Taking a dot product and asserting that it is zero we can find when their velocities will be perpendicular:

$(3)(-4) + (1)(2) + (-9.8 \times t)^2 = 0$

$(-9.8 \times t)^2 = 10$

$t = \frac{\sqrt{10}}{9.8}$

$t = 0.322$

All that remains is to find the distance between the two at this time. Noticing that they will always be at the same height, this is simply:

$\sqrt{((3)(0.322)-(-4)(0.322))^2+((1)(0.322)-(2)(0.322))^2}$

Which evaluates to:

$2.28 meters$

The velocity vectors can be written as:

$\vec{v_1} = (3,1,-9.8 t)$

$\vec{v_2} = (-4,2,-9.8 t)$

When their velocities become perpendicular the dot product between the vectors is 0:

$(3,1,-9.8 t) \cdot (-4,2,-9.8 t) = 0$

$3\times -4 + 1\times 2 + (-9.8 T) \times (-9.8 T) = 0$

$T = \frac{\sqrt{10}}{9.8} s$

The position vectors can be written as:

$\vec{r_1} = (3t,t,-4.9 t^2)$

$\vec{r_2} = (-4t,2t,-4.9 t^2)$

So the distance between the baseballs is given by:

$\vec{r_{12}} = \vec{r_1}-\vec{r_2} = (7t,-t,0)$

At the time T:

$\vec{r_{12}} = (7T,-T,0)$

$|\vec{r_{12}}| = T \sqrt{50} = \frac{\sqrt{10}}{9.8} \times \sqrt{50} = 2.28 \; m$

Baseball velocities are perpendicular when dot product equals zero. Since both velocities are vector variables in time, this gives us the time at which this happens. Integrate vector velocities with initial condition $S_{i}(t=0) = (0,0,0)$ atop tower to find $S_{i}(t)$ for either baseball. Figure distance between baseballs at time figured above to answer problem.
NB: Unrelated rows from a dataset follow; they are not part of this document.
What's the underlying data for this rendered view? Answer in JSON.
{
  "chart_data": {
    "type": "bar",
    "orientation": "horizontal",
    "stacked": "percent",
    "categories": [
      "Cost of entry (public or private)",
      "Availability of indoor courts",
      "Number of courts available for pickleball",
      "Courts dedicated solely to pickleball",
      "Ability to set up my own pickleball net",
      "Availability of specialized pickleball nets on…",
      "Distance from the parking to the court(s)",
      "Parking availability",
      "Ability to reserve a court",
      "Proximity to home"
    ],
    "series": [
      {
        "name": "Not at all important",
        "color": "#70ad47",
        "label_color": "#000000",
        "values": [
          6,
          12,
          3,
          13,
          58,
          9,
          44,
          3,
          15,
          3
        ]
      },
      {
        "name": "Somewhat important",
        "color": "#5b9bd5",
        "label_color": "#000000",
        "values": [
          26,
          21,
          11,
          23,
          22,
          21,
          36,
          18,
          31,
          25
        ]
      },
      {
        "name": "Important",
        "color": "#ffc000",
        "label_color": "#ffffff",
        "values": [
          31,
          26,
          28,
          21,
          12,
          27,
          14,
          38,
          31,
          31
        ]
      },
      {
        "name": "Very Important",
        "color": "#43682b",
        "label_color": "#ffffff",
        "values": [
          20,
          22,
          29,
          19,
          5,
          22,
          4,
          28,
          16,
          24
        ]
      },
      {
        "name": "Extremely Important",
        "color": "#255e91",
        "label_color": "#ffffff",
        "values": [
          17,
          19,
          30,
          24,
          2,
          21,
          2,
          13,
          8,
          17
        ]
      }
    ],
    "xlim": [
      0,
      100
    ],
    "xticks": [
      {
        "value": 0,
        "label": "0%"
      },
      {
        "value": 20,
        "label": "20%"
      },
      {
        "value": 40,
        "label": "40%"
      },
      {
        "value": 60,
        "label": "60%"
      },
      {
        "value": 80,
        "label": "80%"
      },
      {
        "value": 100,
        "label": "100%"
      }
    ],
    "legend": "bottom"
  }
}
Integrating acceleration into velocities of both, with either initial (vertical) velocity = 0 gives:

$V_{1}(t) = (3, 1, -9.8t)$

$V_{2}(t) = (-4, 2, -9.8t)$

Zeroing the dot product gives that $t = \sqrt{10}/9.8$ , in seconds.

Integrating again to find position vectors, with initial condition $S_{i}(t=0) = (0,0,0)$ gives

$S_{1}(t) = (3t, t, -\frac{1}{2}(9.8)t^{2})$

$S_{2}(t) = (-4t, 2t, -\frac{1}{2}(9.8)t^{2})$

so, the distance between the baseballs at the time figured above is the square root of $50t^{2}$ , or 2.28 meters .

After t second their velocities are perpendicular. So (3,1,-9.8t)T * (-4,2,-9.8t)T = 0,So t = 0.32268 second.Their position now can be calculated by s = v t - 1/2 g t^2. And their positions are (0.96804,0.32268,-0.5096) and (-1.29072,0.64576, -0.5096). And their distance can be calculated using the formula ((x1 - x2)^2 + (y1 - y2)^2 + (z1 -z2)^2 ) ^0.5. And the result is 2.28 m

Create your two velocity vectors, v1=(3,1,-9.8t) and v2=(-4,2,-9.8t), then take the dot product and let it equal to 0. That will let you know that the vectors are perpendicular and therefor that will give you the time at which they are perpendicular. That time should be 0.323 seconds. After that, integrate each velocity vector to get your displacement vectors, and plug in 0.323 seconds. (d1 = (3t,t,-4.9t^2) and d2=(-4t,2t,-4.9t^2)). Then use the formula for the distance between two points to calculate the distance, which should end up being 2.28m.